Hillary Clinton had a Bill Clinton problem in 2008, and Rand Paul may very well have a Ron Paul problem. In her failed presidential run, Hillary Clinton had a non-stop problem corralling her husband (I know, it wasn’t just in 2008) who felt compelled to jab at Barack Obama and raise the hackles of the language police. (Actually, he was right; it was a “fairytale” to think Obama was ready for the presidency.) But at least Bill Clinton was popular. Ultimately, the prospect of having Bill Clinton meddling in the White House wasn’t so terrible — he was a better-than-average president and certainly not an ideological extremist.
For Sen. Rand Paul (R-Ky.) the cloud of his father lingering over his campaign would be far more problematic.
This week, Ron Paul popped up, generating headlines such as “Rand, Ron Paul team up on Chris Christie.” They objected to New Jersey Gov.
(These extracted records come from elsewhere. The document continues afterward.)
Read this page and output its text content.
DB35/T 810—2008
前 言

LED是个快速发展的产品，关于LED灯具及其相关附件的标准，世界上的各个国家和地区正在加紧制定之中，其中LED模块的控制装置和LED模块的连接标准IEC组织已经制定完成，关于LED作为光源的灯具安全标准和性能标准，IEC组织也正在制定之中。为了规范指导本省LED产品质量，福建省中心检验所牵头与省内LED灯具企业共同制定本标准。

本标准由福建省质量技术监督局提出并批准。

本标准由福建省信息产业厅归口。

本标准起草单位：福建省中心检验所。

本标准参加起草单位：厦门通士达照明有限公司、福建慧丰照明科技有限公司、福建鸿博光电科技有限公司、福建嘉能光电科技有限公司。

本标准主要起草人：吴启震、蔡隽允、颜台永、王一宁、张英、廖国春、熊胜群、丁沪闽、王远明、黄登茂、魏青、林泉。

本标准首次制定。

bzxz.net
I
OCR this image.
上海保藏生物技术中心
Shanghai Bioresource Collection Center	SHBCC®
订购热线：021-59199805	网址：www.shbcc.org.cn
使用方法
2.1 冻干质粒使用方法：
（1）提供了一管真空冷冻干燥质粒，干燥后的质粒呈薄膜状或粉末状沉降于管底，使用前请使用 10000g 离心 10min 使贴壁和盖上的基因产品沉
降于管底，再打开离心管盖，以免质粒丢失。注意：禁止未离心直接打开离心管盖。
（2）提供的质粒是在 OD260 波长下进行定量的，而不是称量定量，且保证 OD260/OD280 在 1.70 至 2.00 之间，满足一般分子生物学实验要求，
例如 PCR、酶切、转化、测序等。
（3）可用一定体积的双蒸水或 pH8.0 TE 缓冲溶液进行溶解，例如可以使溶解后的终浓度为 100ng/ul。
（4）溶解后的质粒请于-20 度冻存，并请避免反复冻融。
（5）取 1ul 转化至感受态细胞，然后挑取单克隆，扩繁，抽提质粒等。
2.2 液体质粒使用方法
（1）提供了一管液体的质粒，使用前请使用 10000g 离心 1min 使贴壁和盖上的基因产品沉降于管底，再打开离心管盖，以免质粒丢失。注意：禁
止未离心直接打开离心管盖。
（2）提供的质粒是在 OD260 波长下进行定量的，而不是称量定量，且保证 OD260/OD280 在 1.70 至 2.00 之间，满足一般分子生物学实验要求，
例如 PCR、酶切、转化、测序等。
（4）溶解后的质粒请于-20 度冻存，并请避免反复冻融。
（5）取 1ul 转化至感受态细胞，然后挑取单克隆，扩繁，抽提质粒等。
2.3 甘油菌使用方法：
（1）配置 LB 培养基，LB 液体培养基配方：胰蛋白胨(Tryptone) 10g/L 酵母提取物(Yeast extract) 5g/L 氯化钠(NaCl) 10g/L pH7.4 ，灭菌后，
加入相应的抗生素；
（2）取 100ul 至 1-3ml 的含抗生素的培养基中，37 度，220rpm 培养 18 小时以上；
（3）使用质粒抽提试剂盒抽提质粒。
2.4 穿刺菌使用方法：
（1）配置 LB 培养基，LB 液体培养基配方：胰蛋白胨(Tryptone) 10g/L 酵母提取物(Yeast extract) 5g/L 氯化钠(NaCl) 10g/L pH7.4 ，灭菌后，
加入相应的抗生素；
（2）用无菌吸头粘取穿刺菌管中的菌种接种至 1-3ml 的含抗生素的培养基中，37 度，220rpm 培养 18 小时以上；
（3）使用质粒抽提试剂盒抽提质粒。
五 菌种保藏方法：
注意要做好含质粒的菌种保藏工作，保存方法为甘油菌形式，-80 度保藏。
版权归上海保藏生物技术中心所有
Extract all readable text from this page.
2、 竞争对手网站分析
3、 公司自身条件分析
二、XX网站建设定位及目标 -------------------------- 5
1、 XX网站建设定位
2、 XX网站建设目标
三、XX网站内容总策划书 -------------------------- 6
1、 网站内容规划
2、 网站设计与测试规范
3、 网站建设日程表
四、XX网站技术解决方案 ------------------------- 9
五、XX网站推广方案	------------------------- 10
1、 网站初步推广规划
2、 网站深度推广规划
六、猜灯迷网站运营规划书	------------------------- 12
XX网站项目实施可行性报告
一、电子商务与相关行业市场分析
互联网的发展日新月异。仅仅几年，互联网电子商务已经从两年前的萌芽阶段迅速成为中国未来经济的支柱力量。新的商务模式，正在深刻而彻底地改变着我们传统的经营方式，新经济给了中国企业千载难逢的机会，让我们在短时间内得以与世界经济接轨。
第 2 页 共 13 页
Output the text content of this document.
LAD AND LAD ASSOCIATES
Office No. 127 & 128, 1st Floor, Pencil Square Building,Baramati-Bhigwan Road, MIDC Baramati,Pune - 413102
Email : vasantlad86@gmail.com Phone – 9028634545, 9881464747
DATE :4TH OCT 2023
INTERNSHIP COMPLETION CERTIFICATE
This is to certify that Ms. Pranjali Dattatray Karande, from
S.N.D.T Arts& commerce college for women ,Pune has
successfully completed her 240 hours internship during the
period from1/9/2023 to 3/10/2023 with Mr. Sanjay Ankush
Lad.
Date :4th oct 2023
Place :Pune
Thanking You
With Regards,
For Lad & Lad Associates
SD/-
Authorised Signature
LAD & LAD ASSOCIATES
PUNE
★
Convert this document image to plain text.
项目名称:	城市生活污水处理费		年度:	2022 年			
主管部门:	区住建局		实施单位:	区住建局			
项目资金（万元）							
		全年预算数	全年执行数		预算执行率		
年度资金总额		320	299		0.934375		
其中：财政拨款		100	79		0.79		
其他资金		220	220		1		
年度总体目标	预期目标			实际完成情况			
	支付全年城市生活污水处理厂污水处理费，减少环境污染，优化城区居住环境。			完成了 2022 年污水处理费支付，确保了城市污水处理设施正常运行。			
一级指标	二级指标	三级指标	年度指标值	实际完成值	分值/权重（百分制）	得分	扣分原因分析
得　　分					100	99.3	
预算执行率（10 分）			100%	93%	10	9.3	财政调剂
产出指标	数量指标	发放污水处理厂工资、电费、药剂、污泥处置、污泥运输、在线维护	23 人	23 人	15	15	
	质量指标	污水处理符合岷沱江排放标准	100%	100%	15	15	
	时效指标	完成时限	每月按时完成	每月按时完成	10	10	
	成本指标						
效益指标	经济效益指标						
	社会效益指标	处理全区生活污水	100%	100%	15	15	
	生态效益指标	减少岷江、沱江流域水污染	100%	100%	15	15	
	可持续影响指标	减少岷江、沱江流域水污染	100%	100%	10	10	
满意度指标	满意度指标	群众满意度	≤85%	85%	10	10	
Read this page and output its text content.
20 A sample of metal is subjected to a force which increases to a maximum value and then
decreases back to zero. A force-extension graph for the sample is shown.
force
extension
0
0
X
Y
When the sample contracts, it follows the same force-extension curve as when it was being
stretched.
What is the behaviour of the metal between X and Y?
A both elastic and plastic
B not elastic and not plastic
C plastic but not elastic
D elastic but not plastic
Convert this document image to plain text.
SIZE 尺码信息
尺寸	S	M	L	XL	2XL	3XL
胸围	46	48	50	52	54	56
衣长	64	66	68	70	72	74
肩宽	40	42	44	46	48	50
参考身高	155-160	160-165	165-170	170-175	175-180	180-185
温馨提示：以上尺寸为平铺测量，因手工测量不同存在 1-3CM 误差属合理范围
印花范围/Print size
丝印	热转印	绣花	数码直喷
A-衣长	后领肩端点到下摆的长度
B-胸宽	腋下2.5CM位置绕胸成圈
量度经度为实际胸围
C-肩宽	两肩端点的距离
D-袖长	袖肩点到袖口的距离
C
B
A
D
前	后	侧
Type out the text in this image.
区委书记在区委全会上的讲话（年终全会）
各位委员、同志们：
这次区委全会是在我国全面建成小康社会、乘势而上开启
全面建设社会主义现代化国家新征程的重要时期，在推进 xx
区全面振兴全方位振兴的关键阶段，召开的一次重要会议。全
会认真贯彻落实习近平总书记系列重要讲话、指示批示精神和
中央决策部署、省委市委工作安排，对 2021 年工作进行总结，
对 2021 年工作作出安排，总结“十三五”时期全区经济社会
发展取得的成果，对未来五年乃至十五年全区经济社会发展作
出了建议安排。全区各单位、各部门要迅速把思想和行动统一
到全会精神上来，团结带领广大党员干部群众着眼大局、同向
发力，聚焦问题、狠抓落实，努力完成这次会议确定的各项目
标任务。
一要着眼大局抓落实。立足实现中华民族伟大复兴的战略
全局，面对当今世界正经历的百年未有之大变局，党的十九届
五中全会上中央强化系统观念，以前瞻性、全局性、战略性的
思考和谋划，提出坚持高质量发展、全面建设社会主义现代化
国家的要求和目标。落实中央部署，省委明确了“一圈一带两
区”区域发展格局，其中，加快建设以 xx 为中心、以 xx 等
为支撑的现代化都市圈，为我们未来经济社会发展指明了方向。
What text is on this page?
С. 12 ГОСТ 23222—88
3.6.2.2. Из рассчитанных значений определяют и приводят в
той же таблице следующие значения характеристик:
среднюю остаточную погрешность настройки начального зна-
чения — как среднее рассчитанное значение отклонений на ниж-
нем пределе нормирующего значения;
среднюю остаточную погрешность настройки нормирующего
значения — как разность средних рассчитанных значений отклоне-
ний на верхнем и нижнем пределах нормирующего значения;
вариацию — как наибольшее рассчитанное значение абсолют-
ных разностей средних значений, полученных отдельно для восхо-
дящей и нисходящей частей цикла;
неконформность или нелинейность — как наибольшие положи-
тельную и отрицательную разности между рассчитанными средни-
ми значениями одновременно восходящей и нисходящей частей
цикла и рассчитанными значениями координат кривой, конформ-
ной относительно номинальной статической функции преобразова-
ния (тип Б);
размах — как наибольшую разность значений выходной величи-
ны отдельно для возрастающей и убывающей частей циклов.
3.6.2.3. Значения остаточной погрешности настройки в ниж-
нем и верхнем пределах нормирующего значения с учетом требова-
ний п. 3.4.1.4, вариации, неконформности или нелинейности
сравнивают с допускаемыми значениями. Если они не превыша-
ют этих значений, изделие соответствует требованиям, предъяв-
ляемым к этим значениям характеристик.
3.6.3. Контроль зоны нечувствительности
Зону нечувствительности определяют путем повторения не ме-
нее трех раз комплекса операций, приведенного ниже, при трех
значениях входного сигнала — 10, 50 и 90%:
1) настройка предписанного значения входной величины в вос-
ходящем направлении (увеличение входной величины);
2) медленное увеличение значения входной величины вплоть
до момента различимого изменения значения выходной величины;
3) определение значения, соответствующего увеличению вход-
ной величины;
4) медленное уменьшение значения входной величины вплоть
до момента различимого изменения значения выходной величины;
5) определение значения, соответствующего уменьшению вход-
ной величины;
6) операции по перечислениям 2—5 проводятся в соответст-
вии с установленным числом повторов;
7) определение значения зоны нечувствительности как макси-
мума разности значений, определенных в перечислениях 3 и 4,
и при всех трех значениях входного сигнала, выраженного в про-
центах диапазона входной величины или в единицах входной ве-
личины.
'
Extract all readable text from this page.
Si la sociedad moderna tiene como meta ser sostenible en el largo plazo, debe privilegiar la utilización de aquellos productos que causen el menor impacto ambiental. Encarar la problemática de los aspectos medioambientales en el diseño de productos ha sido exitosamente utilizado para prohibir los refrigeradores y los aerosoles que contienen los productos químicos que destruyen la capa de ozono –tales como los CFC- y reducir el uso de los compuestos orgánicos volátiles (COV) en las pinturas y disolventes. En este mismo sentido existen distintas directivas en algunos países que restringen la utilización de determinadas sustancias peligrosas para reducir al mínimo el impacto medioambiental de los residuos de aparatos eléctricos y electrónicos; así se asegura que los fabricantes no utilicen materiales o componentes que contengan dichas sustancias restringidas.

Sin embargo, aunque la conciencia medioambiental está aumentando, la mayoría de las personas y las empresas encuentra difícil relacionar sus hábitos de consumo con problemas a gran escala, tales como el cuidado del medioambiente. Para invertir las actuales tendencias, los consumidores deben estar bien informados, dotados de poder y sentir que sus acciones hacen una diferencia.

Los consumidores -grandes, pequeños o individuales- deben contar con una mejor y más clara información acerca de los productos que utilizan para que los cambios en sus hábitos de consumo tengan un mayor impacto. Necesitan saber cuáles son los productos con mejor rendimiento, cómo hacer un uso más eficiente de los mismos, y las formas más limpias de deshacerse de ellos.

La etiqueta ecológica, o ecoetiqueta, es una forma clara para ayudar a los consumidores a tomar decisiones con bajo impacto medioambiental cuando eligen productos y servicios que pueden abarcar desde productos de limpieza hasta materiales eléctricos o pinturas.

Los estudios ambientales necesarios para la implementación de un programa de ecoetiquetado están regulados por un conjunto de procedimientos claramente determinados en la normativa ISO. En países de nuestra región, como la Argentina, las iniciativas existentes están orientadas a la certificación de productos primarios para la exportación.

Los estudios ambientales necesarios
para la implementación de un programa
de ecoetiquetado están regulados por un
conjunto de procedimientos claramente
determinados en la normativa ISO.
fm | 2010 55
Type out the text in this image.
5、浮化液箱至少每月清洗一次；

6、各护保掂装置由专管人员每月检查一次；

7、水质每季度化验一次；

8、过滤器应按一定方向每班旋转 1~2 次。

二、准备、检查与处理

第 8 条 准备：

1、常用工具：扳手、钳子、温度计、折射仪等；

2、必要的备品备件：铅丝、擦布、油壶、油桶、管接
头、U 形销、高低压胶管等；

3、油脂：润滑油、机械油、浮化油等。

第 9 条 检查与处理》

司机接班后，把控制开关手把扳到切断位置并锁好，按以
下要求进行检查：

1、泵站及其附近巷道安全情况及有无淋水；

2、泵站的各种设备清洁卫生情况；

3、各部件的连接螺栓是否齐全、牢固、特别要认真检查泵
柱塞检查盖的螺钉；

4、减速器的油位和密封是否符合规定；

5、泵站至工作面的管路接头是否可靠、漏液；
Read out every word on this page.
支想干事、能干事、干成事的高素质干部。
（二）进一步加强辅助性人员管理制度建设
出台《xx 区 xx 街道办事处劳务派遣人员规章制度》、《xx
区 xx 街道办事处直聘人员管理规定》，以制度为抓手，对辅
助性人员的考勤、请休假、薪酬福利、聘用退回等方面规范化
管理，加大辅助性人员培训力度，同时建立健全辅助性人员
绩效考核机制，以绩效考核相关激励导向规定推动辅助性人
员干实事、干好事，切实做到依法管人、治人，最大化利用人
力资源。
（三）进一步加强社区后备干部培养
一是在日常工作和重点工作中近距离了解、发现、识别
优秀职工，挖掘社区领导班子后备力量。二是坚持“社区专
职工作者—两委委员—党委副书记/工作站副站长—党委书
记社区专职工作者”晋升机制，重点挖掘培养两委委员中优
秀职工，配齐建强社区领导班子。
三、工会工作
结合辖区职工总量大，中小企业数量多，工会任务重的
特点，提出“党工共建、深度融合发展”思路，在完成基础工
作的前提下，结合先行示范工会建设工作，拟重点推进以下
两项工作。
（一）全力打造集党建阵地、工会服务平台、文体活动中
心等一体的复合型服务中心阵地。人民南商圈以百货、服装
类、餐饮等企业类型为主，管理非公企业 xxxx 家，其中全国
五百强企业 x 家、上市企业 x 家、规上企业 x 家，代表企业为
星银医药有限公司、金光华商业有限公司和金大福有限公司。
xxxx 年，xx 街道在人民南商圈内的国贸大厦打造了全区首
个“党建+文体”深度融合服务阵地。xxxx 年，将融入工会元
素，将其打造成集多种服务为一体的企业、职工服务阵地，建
Chris Christie’s suggestion that politics is about winning elections. Go figure. Anyhow, the “team up” part is the problem for a candidate who is striving to convince voters that he isn’t his dad, is really a mainstream Republican and won’t be manipulated by Père Paul. This is why the “Southern Avenger” incident — Rand Paul’s hiring of a pro-secessionist nut and, worse, his failure to understand how problematic this was — was a blow to Rand Paul’s dreams of winning the nomination.
It doesn’t help that Rand Paul hasn’t actually accomplished anything in public office. Like his father, he remains a man of rhetoric — not unlike President Obama — instead of a doer, which is fine for the Senate but a disaster (as we have seen) in the White House.
Rand Paul wants to be judged on his own merits. It is only fair that he not be burdened simply because he is Ron Paul’s son. But when he channels his father’s views (e.g. questioning the need for the 1964 Civil Rights Act, pushing containment for Iran, cozying up to the pro-Confederate crowd) and echoes his father’s political perspective (undiluted ideology is the highest form of politics) he is asking for trouble.